Canada's ambassador in Kabul, Ron Hoffmann, conceded the timelines were "ambitious" and said security concerns were a "significant part" of the project.
For local farmers like 39-year-old Haji Akka, patience is running low.
"If the foreigners work faster, we may be able to get water from the Dahla dam for our fields and gardens," Akka said.
Like most everything else in this factionalized country, who gets how much of the Arghandab River is a contentious question. "It's highly politicized," said Schmaltz.
So important is the allocation issue, Afghans themselves have devised a system of appointed and elected officials called "mirabs" -- representatives who get together to decide who should get how much water.
It's not always successful. For example, someone -- possibly a local farmer who didn't think he was getting enough water -- blew up one of three sluice-gates on one side of the dam. It remains unusable.
In all, 80 per cent of the population in the region depends on the life-giving waterways, a fact recognized even by the Taliban insurgents who are fighting to overthrow the government and expel NATO forces, observers say.

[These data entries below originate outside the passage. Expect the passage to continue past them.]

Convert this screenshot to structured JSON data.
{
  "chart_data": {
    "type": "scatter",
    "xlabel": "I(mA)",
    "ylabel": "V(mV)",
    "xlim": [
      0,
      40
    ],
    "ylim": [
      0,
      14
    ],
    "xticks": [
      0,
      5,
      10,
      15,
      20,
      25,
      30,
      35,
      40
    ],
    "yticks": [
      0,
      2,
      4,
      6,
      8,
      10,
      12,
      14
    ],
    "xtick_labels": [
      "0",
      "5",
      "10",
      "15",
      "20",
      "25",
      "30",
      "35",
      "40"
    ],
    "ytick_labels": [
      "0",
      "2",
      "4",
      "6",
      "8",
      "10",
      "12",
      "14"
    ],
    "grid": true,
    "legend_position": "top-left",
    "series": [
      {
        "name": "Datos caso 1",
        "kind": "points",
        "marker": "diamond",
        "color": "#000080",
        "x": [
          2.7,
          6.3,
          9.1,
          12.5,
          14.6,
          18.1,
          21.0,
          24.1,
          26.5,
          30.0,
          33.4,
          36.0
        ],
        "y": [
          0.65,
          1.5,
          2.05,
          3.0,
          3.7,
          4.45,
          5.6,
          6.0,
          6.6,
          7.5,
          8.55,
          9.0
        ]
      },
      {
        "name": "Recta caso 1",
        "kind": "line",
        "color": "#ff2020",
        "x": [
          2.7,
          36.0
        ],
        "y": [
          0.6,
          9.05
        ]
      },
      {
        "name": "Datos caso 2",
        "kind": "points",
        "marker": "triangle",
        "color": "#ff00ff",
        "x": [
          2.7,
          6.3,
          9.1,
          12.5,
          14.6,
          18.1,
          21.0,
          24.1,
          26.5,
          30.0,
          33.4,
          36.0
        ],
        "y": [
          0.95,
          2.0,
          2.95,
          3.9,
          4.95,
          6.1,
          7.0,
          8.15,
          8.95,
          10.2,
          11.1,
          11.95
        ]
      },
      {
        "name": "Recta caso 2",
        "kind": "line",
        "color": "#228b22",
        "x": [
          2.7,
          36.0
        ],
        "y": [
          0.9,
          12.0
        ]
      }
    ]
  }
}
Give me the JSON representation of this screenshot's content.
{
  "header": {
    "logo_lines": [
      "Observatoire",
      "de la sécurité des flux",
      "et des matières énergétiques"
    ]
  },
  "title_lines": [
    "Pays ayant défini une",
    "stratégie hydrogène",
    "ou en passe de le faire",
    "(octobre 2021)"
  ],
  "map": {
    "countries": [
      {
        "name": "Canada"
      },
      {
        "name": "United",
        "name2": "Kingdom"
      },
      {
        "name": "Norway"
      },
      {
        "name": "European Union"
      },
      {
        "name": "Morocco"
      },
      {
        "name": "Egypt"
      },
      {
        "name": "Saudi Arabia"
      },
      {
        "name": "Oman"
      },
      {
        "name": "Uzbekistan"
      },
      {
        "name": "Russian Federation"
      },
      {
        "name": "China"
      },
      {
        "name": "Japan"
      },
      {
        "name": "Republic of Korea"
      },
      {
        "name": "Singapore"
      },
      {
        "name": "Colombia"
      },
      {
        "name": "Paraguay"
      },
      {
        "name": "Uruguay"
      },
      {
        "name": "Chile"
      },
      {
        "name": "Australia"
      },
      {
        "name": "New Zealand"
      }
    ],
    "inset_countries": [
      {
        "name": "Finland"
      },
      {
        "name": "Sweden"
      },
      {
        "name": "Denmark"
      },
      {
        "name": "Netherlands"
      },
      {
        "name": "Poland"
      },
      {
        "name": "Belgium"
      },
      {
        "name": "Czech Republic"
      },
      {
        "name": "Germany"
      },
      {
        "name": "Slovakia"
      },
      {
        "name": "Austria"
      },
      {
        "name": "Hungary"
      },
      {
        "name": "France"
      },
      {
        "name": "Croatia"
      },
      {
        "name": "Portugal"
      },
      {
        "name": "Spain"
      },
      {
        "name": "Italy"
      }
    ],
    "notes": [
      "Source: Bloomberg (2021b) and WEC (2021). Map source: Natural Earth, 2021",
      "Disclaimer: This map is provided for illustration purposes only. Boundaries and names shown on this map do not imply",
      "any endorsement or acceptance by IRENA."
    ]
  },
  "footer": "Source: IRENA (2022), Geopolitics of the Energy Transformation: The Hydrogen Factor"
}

Still, given the unpredictable nature of their bloody insurgency, getting to the dam requires carefully crafted military protection -- well-armed Canadian soldiers in armoured vehicles who constantly scan the mountains for ambushes and check culverts for explosives.
Depending on the threat assessments, the drive along mostly paved highway from Kandahar can take anywhere from about 45 minutes to several hours.
Of the $50 million Ottawa has promised for the project, $8 million is for security -- not so much for the dam itself, which is all but indestructible, but for the foreigners and others who will design and do the rehabilitation work -- when it begins.
In the meantime, the former glory of the lush valley remains little more than a distant memory for Afghans -- particularly those who have long since fled the conflict and settled in other parts of the world, including Canada.
Nahim, a former Kandahari who works in a bargain store in downtown Toronto, waxed lyrical recently when he thought back to the harvest the valley yielded during his boyhood years.
"The fruits," he said, smiling broadly and gesturing with his hands, "were this big."